Journal officiel du 30 juillet 1998, page 11631
Recueil, p. 274
ECLI : FR : CC : 1998 : 98.2552.AN

Les abstracts

  • 8. ÉLECTIONS
  • 8.1. PRINCIPES DU DROIT ÉLECTORAL
  • 8.1.5. Sincérité, loyauté et dignité du scrutin
  • 8.1.5.2. Applications du principe de sincérité du scrutin
  • 8.1.5.2.2. Principe de sincérité du scrutin appliqué aux élections législatives (exemples)

Aux termes du second alinéa de l'article L. 49 du code électoral : " À partir de la veille du scrutin à zéro heure, il est interdit de diffuser ou de faire diffuser par tout moyen de communication audiovisuelle tout message ayant le caractère de propagande électorale. " La chaîne de télévision " Canal Plus " a diffusé le jour du second tour de scrutin vers 13 heures, dans son émission non cryptée " Le Vrai journal ", dont le taux d'écoute est significatif et qui alterne reportages de nature politique et séquences satiriques, la séquence suivante, exprimée en termes humoristiques : " À Toulon, Adriano a oublié que les électeurs du Front national, eux, ne feront pas la grasse matinée toute la journée. Alors ce serait bien qu'Adriano se lève, qu'il se lave les dents et qu'il se rende très vite dans l'isoloir le plus proche. " Cet appel a revêtu le caractère d'un message de propagande électorale. Cette diffusion, même si elle n'a pas donné lieu à une intervention du Conseil supérieur de l'audiovisuel, a méconnu les prescriptions de l'article L. 49 du code électoral. Alors même que la responsabilité de Mme C. dans cette émission n'est pas en cause, l'irrégularité ainsi commise a été de nature, eu égard à l'écart de 33 voix séparant les deux candidates, à exercer une influence suffisante pour altérer la sincérité du scrutin. Annulation de l'élection.
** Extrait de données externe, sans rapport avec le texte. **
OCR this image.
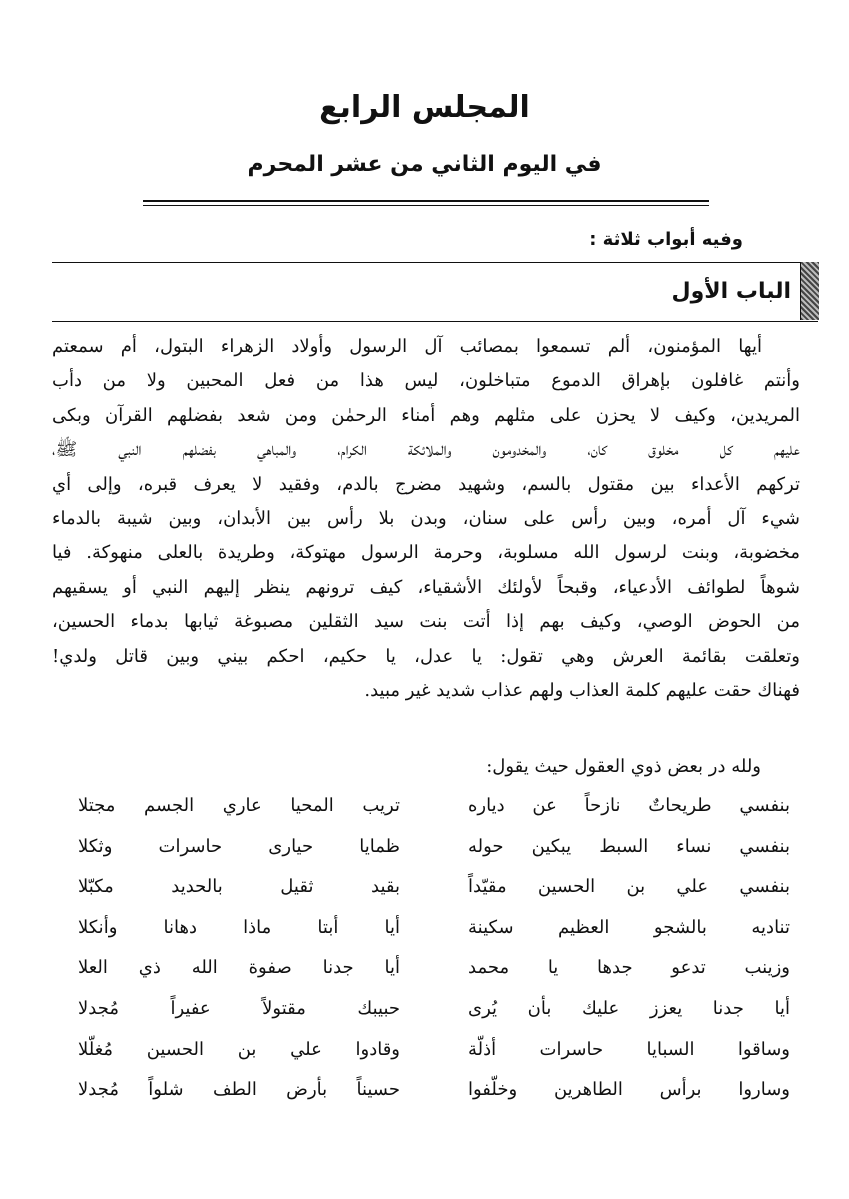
المجلس الرابع
في اليوم الثاني من عشر المحرم
وفيه أبواب ثلاثة :
الباب الأول
أيها المؤمنون، ألم تسمعوا بمصائب آل الرسول وأولاد الزهراء البتول، أم سمعتم
وأنتم غافلون بإهراق الدموع متباخلون، ليس هذا من فعل المحبين ولا من دأب
المريدين، وكيف لا يحزن على مثلهم وهم أمناء الرحمٰن ومن شعد بفضلهم القرآن وبكى
عليهم كل مخلوق كان، والمخدومون والملائكة الكرام، والمباهي بفضلهم النبي ﷺ،
تركهم الأعداء بين مقتول بالسم، وشهيد مضرج بالدم، وفقيد لا يعرف قبره، وإلى أي
شيء آل أمره، وبين رأس على سنان، وبدن بلا رأس بين الأبدان، وبين شيبة بالدماء
مخضوبة، وبنت لرسول الله مسلوبة، وحرمة الرسول مهتوكة، وطريدة بالعلى منهوكة. فيا
شوهاً لطوائف الأدعياء، وقبحاً لأولئك الأشقياء، كيف ترونهم ينظر إليهم النبي أو يسقيهم
من الحوض الوصي، وكيف بهم إذا أتت بنت سيد الثقلين مصبوغة ثيابها بدماء الحسين،
وتعلقت بقائمة العرش وهي تقول: يا عدل، يا حكيم، احكم بيني وبين قاتل ولدي!
فهناك حقت عليهم كلمة العذاب ولهم عذاب شديد غير مبيد.
ولله در بعض ذوي العقول حيث يقول:
بنفسي طريحاتٌ نازحاً عن دياره
تريب المحيا عاري الجسم مجتلا
بنفسي نساء السبط يبكين حوله
ظمايا حيارى حاسرات وثكلا
بنفسي علي بن الحسين مقيّداً
بقيد ثقيل بالحديد مكبّلا
تناديه بالشجو العظيم سكينة
أيا أبتا ماذا دهانا وأنكلا
وزينب تدعو جدها يا محمد
أيا جدنا صفوة الله ذي العلا
أيا جدنا يعزز عليك بأن يُرى
حبيبك مقتولاً عفيراً مُجدلا
وساقوا السبايا حاسرات أذلّة
وقادوا علي بن الحسين مُغلّلا
وساروا برأس الطاهرين وخلّفوا
حسيناً بأرض الطف شلواً مُجدلا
(98-2552 AN, 28 juillet 1998, cons. 1, 2, Journal officiel du 30 juillet 1998, page 11631)
  • 8. ÉLECTIONS
  • 8.3. ÉLECTIONS LÉGISLATIVES
  • 8.3.3. Campagne électorale - Moyens de propagande
  • 8.3.3.13. Radio-télévision

Aux termes du second alinéa de l'article L. 49 du code électoral : " À partir de la veille du scrutin à zéro heure, il est interdit de diffuser ou de faire diffuser par tout moyen de communication audiovisuelle tout message ayant le caractère de propagande électorale. " La chaîne de télévision " Canal Plus " a diffusé le jour du second tour de scrutin vers 13 heures, dans son émission non cryptée " Le Vrai journal ", dont le taux d'écoute est significatif et qui alterne reportages de nature politique et séquences satiriques, la séquence suivante, exprimée en termes humoristiques : " À Toulon, Adriano a oublié que les électeurs du Front national, eux, ne feront pas la grasse matinée toute la journée. Alors ce serait bien qu'Adriano se lève, qu'il se lave les dents et qu'il se rende très vite dans l'isoloir le plus proche. " Cet appel a revêtu le caractère d'un message de propagande électorale. Cette diffusion, même si elle n'a pas donné lieu à une intervention du Conseil supérieur de l'audiovisuel, a méconnu les prescriptions de l'article L. 49 du code électoral. Alors même que la responsabilité de Mme C. dans cette émission n'est pas en cause, l'irrégularité ainsi commise a été de nature, eu égard à l'écart de 33 voix séparant les deux candidates, à exercer une influence suffisante pour altérer la sincérité du scrutin. Annulation de l'élection.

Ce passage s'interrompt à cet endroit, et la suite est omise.